Like so many others out in the big wide world, am I horrible when it comes to time… it always run away from me… therefore will I briefly look at time. We have already this November seen a post about clocks… so it’s not examine them, but more a brief history of timekeeping, or more correctly Standard time. Its an object, not quite so tangible as a clock or a toothbrush or makeup, but still an ‘object’ and an idea that effect our lives everyday.
Calendars have existed for almost 6000 years, so people have measured time for a long time, but for the majority of this time was time according to the passing of the sun and the moon through the sky. Which due to the shape of the Earth means that time is different even between short distances. Basically does this mean that the sun is in the south at different points of the day in London and Cornwall, or Kirkenes and Bergen. even though each of these two pairs today are in the same timezone as its other partner.
So why is this? Well there have been numerous of books and articles about this written, so I’ll just briefly remind you of its reasons: the Train. To be able to keep trains on time, did the earliest conductors on trains have to turn and adapt their clocks to the local time between each station.

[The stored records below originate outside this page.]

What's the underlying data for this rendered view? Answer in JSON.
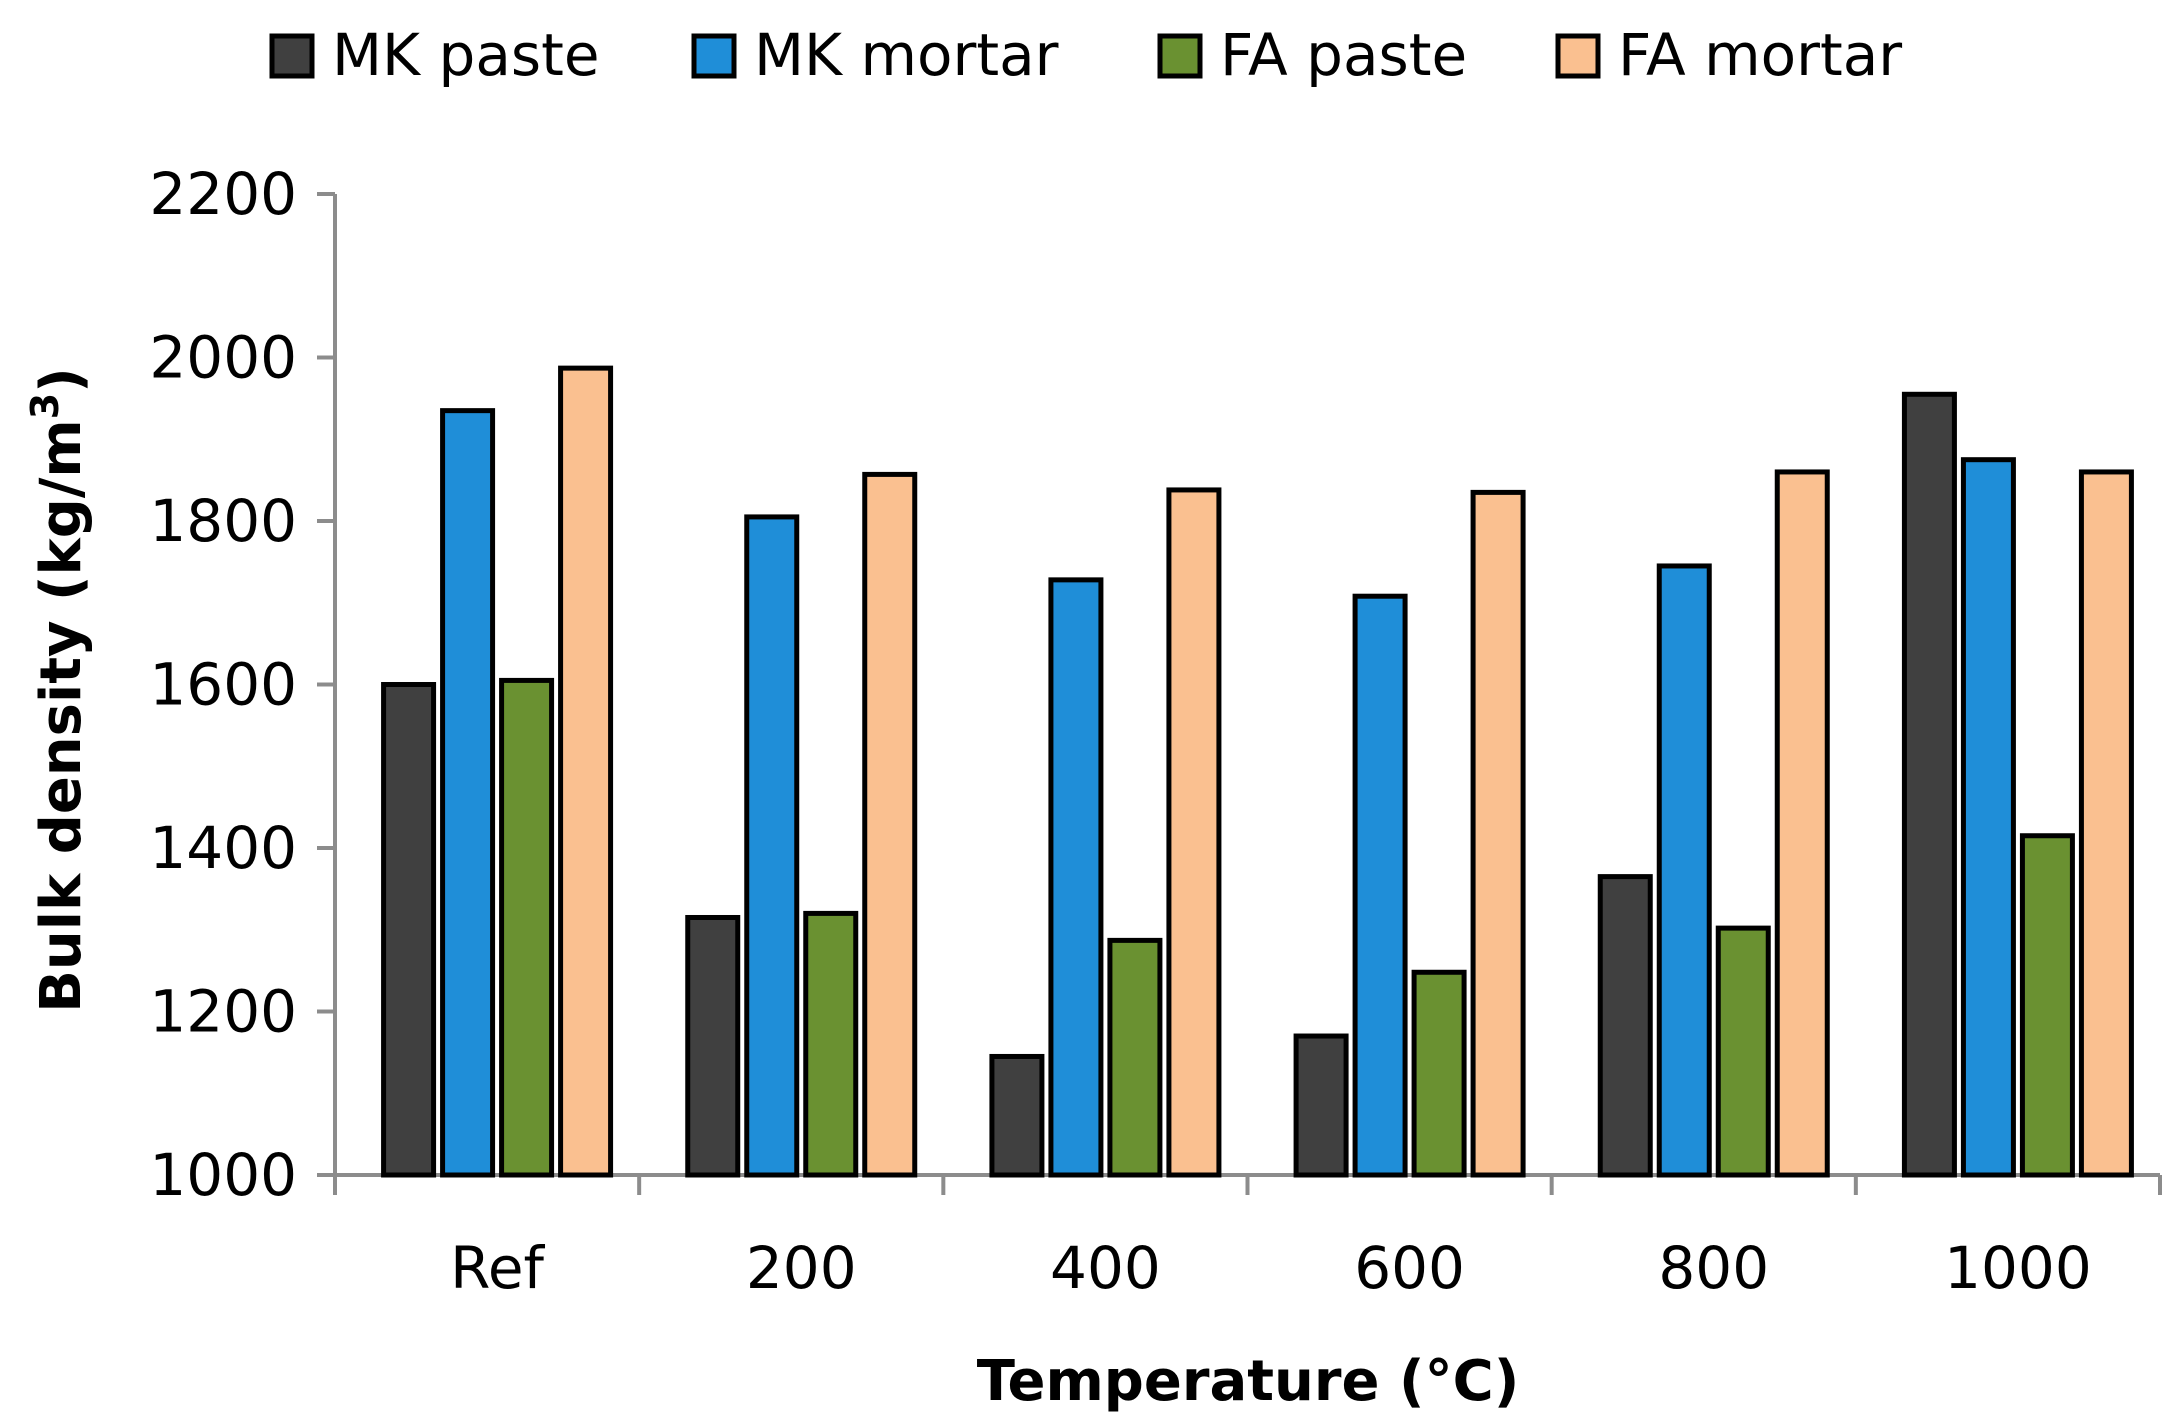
{
  "chart_data": {
    "type": "bar",
    "title": "",
    "xlabel": "Temperature (°C)",
    "ylabel_main": "Bulk density (kg/m",
    "ylabel_sup": "3",
    "ylabel_close": ")",
    "ylim": [
      1000,
      2200
    ],
    "yticks": [
      1000,
      1200,
      1400,
      1600,
      1800,
      2000,
      2200
    ],
    "categories": [
      "Ref",
      "200",
      "400",
      "600",
      "800",
      "1000"
    ],
    "legend_position": "top",
    "series": [
      {
        "name": "MK paste",
        "color": "#404040",
        "values": [
          1600,
          1315,
          1145,
          1170,
          1365,
          1955
        ]
      },
      {
        "name": "MK mortar",
        "color": "#1f8ed8",
        "values": [
          1935,
          1805,
          1728,
          1708,
          1745,
          1875
        ]
      },
      {
        "name": "FA paste",
        "color": "#6a9131",
        "values": [
          1605,
          1320,
          1287,
          1248,
          1302,
          1415
        ]
      },
      {
        "name": "FA mortar",
        "color": "#fac090",
        "values": [
          1987,
          1857,
          1838,
          1835,
          1860,
          1860
        ]
      }
    ]
  }
}
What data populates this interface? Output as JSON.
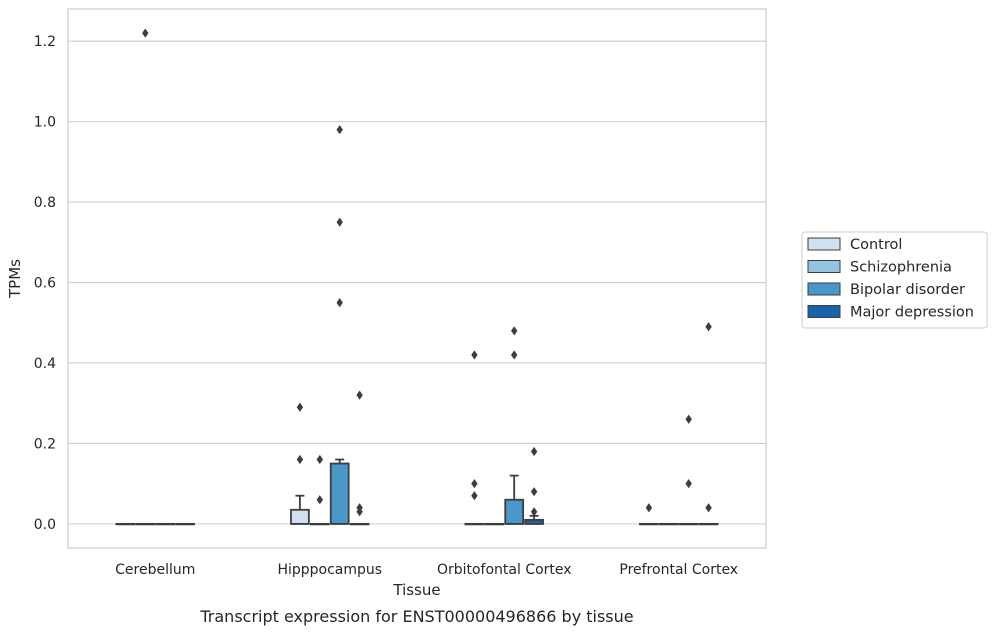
{
  "chart_data": {
    "type": "box",
    "caption": "Transcript expression for ENST00000496866 by tissue",
    "xlabel": "Tissue",
    "ylabel": "TPMs",
    "ylim": [
      -0.06,
      1.28
    ],
    "yticks": [
      0.0,
      0.2,
      0.4,
      0.6,
      0.8,
      1.0,
      1.2
    ],
    "ytick_labels": [
      "0.0",
      "0.2",
      "0.4",
      "0.6",
      "0.8",
      "1.0",
      "1.2"
    ],
    "grid": true,
    "legend_position": "right",
    "categories": [
      "Cerebellum",
      "Hipppocampus",
      "Orbitofontal Cortex",
      "Prefrontal Cortex"
    ],
    "series": [
      {
        "name": "Control",
        "color": "#d0e1f2",
        "boxes": [
          {
            "q1": 0,
            "median": 0,
            "q3": 0,
            "whisker_low": 0,
            "whisker_high": 0,
            "outliers": []
          },
          {
            "q1": 0,
            "median": 0,
            "q3": 0.035,
            "whisker_low": 0,
            "whisker_high": 0.07,
            "outliers": [
              0.16,
              0.29
            ]
          },
          {
            "q1": 0,
            "median": 0,
            "q3": 0,
            "whisker_low": 0,
            "whisker_high": 0,
            "outliers": [
              0.07,
              0.1,
              0.42
            ]
          },
          {
            "q1": 0,
            "median": 0,
            "q3": 0,
            "whisker_low": 0,
            "whisker_high": 0,
            "outliers": [
              0.04
            ]
          }
        ]
      },
      {
        "name": "Schizophrenia",
        "color": "#94c4df",
        "boxes": [
          {
            "q1": 0,
            "median": 0,
            "q3": 0,
            "whisker_low": 0,
            "whisker_high": 0,
            "outliers": [
              1.22
            ]
          },
          {
            "q1": 0,
            "median": 0,
            "q3": 0,
            "whisker_low": 0,
            "whisker_high": 0,
            "outliers": [
              0.06,
              0.16
            ]
          },
          {
            "q1": 0,
            "median": 0,
            "q3": 0,
            "whisker_low": 0,
            "whisker_high": 0,
            "outliers": []
          },
          {
            "q1": 0,
            "median": 0,
            "q3": 0,
            "whisker_low": 0,
            "whisker_high": 0,
            "outliers": []
          }
        ]
      },
      {
        "name": "Bipolar disorder",
        "color": "#4a98c9",
        "boxes": [
          {
            "q1": 0,
            "median": 0,
            "q3": 0,
            "whisker_low": 0,
            "whisker_high": 0,
            "outliers": []
          },
          {
            "q1": 0,
            "median": 0,
            "q3": 0.15,
            "whisker_low": 0,
            "whisker_high": 0.16,
            "outliers": [
              0.55,
              0.75,
              0.98
            ]
          },
          {
            "q1": 0,
            "median": 0,
            "q3": 0.06,
            "whisker_low": 0,
            "whisker_high": 0.12,
            "outliers": [
              0.42,
              0.48
            ]
          },
          {
            "q1": 0,
            "median": 0,
            "q3": 0,
            "whisker_low": 0,
            "whisker_high": 0,
            "outliers": [
              0.1,
              0.26
            ]
          }
        ]
      },
      {
        "name": "Major depression",
        "color": "#1764ab",
        "boxes": [
          {
            "q1": 0,
            "median": 0,
            "q3": 0,
            "whisker_low": 0,
            "whisker_high": 0,
            "outliers": []
          },
          {
            "q1": 0,
            "median": 0,
            "q3": 0,
            "whisker_low": 0,
            "whisker_high": 0,
            "outliers": [
              0.03,
              0.04,
              0.32
            ]
          },
          {
            "q1": 0,
            "median": 0,
            "q3": 0.01,
            "whisker_low": 0,
            "whisker_high": 0.02,
            "outliers": [
              0.03,
              0.08,
              0.18
            ]
          },
          {
            "q1": 0,
            "median": 0,
            "q3": 0,
            "whisker_low": 0,
            "whisker_high": 0,
            "outliers": [
              0.04,
              0.49
            ]
          }
        ]
      }
    ]
  }
}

However to save them this work, and to standardise time so that a train leaving 11.27 from London, would still leave London at point of time when clocks would also show 11.27 in Cornwall. However until 1847, would 11.27 in London not be 11.27 in Cornwall, but maybe 11.xx. I’m unsure how much the time difference was, but it was at least not the same time according to the pre 1847 clock.
In 1847, was Greenwich Time introduced as a standard time for some railroads in Britain, and the rest of the country soon followed. In 1884 did 27 countries agree about how to divide the world into universal standard time zones. However, some countries did take a bit longer to finalize their standard time, and Norway only got its standard time in 1895. Before that the time differed 22 minutes between Oslo and Bergen. Imagine watching the X factor on a sunday evening, and you turn on the TV and it’s already 22 minutes into the program just because it’s not your city they calculate time from. Well that’s when you should be glad standard time exist. Of course standard time is good for other reasons as well, not just to manage to turn on the TV for your favourite TV program. Like for example remembering when your article or homework is due, for none want to be late with that. But no matter how we calculate time, if we have standard time or not, time will always run away from us (or come towards us) so make sure you check your clock is correct at least, so you’ll if nothing else know when you should have been on time.
If you want to know more, then just go to your local library and see what they have, but please mind the time, as they do usually have opening and closing hours.